When interested in the question of what exactly is competence, having a look at the OECD definition of competence is of course a must: they describe competence as “personal attributes or underlining characteristics, which combined with technical or professional skills, enable the delivery of a role / job”. http://www.dictionary.com takes another route and defines competence as “the quality of being competent; adequacy; possession of required skill, knowledge, qualification, or capacity.
Independent of any definition – there are many more available – two rudiments seem very important:
- There are elements which need to be at disposal (either attributes, characteristics and skills, being hereditary or acquired)
- There is a context, an aim, a target which drives competence
IPMA took this into account and provides in its new Individual Competence Baseline Version 4.0 (IPMA ICB4®) a definition of individual competence: “the application of knowledge, skills and abilities in order to achieve the desired results.”
- Knowledge is the collection of information and experience that an individual possesses. For example, understanding the concept of a Gantt chart is considered knowledge.
- Skills are specific technical capabilities that enable an individual to perform a task. For example, being able to build a Gantt chart is considered a skill.
- Ability is the effective delivery of knowledge and skills in a given context. For example, being able to devise and successfully manage a project schedule is considered ability.
But although knowledge, skills and abilities are important, they always have to be put into the very specific context – every project, every person, even every minute in a project is different. To better understand this, let’s look at a few examples: a manager might be the most successful one in a directive culture like in Germany, but may dramatically fail in an Asian type of culture. The best PERT-planner may theatrically fail applying his best-handled approach in a basic research environment. The most successful risk manager of a traditional megaproject may dramatically fail in an agile software development project. While on a specific project day the team performance might be excellent, on another day an intervention is urgently required to bring team performance back to normal.
As a consequence, IPMA has significantly enhanced in its IPMA ICB® version 4.0 all competences regarding the context – describes as the “perspective” competence area: Strategy, Governance, structures and processes, Compliance, standards and regulations, Power and interest, and Culture and values. Not taking these elements into account will let the project fail, or at least makes project live very difficult.

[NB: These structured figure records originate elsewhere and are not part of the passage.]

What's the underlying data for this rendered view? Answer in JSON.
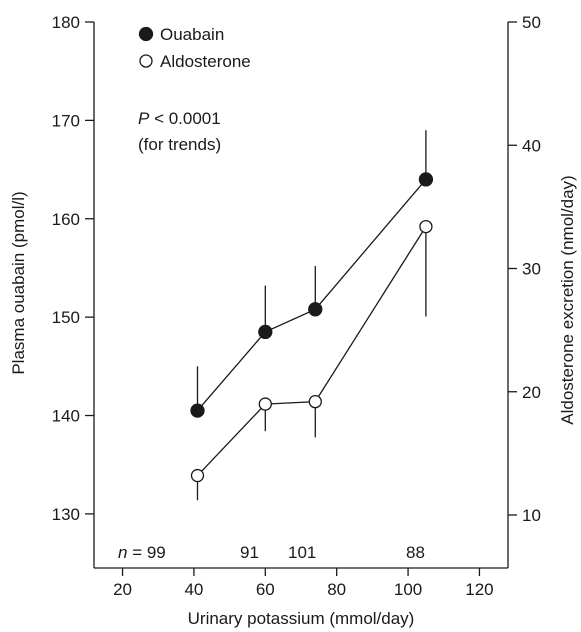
{
  "chart_data": {
    "type": "line",
    "xlabel": "Urinary potassium (mmol/day)",
    "ylabel": "Plasma ouabain (pmol/l)",
    "y2label": "Aldosterone excretion (nmol/day)",
    "xlim": [
      12,
      128
    ],
    "ylim": [
      124.5,
      180
    ],
    "y2lim": [
      5.7,
      50
    ],
    "xticks": [
      20,
      40,
      60,
      80,
      100,
      120
    ],
    "yticks": [
      130,
      140,
      150,
      160,
      170,
      180
    ],
    "y2ticks": [
      10,
      20,
      30,
      40,
      50
    ],
    "series": [
      {
        "name": "Ouabain",
        "axis": "left",
        "marker": "filled-circle",
        "x": [
          41,
          60,
          74,
          105
        ],
        "y": [
          140.5,
          148.5,
          150.8,
          164
        ],
        "err_up": [
          145,
          153.2,
          155.2,
          169
        ],
        "err_down": [
          null,
          null,
          null,
          null
        ]
      },
      {
        "name": "Aldosterone",
        "axis": "right",
        "marker": "open-circle",
        "x": [
          41,
          60,
          74,
          105
        ],
        "y": [
          13.2,
          19.0,
          19.2,
          33.4
        ],
        "err_up": [
          null,
          null,
          null,
          null
        ],
        "err_down": [
          11.2,
          16.8,
          16.3,
          26.1
        ]
      }
    ],
    "legend": {
      "placement": "top-left"
    },
    "annotation": {
      "p_symbol": "P",
      "p_rest": " < 0.0001",
      "note": "(for trends)"
    },
    "n_labels": {
      "prefix": "n",
      "eq": " = ",
      "values": [
        "99",
        "91",
        "101",
        "88"
      ]
    }
  }
}
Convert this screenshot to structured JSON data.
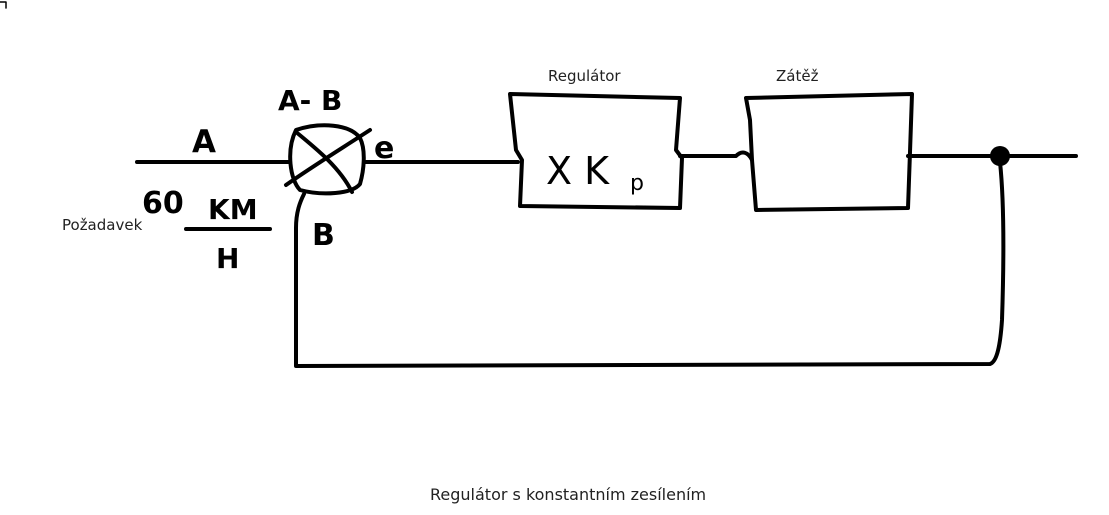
{
  "diagram": {
    "caption": "Regulátor s konstantním zesílením",
    "blocks": {
      "regulator": {
        "title": "Regulátor",
        "content_main": "X K",
        "content_sub": "p"
      },
      "load": {
        "title": "Zátěž"
      }
    },
    "signals": {
      "input": "A",
      "difference": "A- B",
      "error": "e",
      "feedback": "B"
    },
    "setpoint": {
      "label": "Požadavek",
      "value": "60",
      "unit_numerator": "KM",
      "unit_denominator": "H"
    }
  }
}
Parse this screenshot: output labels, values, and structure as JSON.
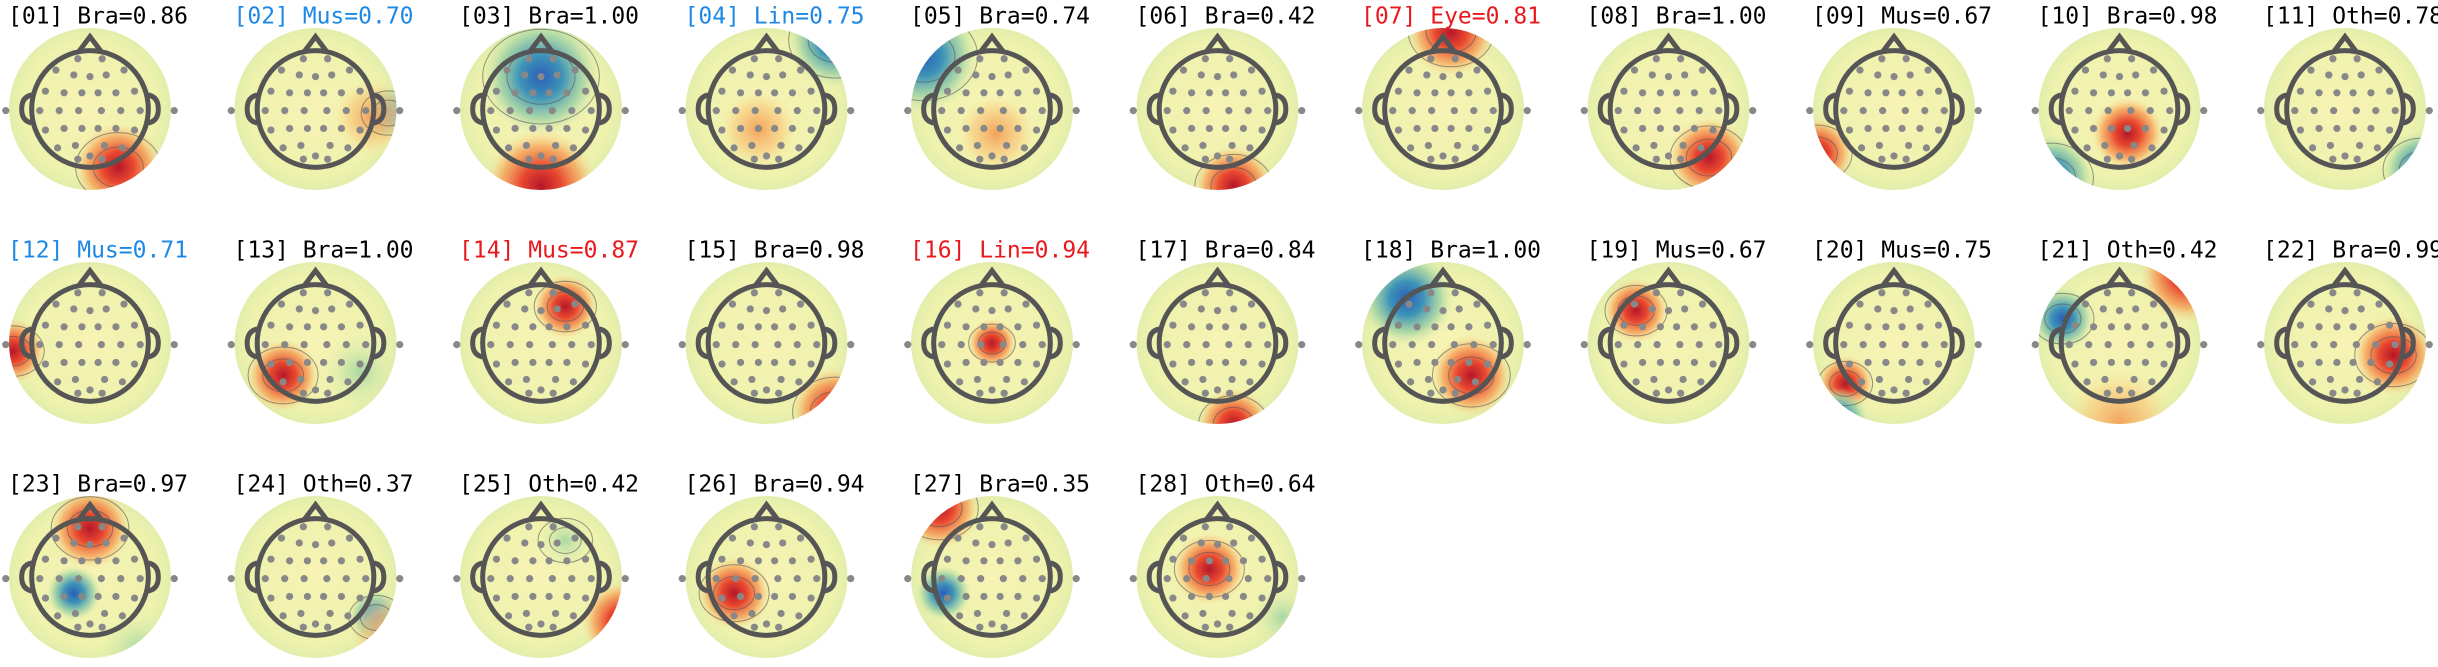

Furthermore, a project, programme or yet a portfolio manager has to take all these perspective elements into account to define the best approach for his or her undertaking: described as the “Design” competence. Design describes how the demands, wishes and influences of the organisation(s) are interpreted and weighed by the individual, and translated into a high-level design of the undertaking to ensure the highest probability of success. It includes all thoughts needed to think through and work needed to be executed before jumping into the new challenge.
Derived from this outer context, design drafts how resources, funds, stakeholders’ objectives, benefits and organisational change, risks and opportunities, governance, delivery, and priorities and urgency are all considered in the way the undertaking is set up and laid out in a ‘charcoal sketch’, a blueprint or an overall architecture; and how it should be managed.
Design – one important competence to improve the delivery rate of projects, to enable a world where all projects succeed.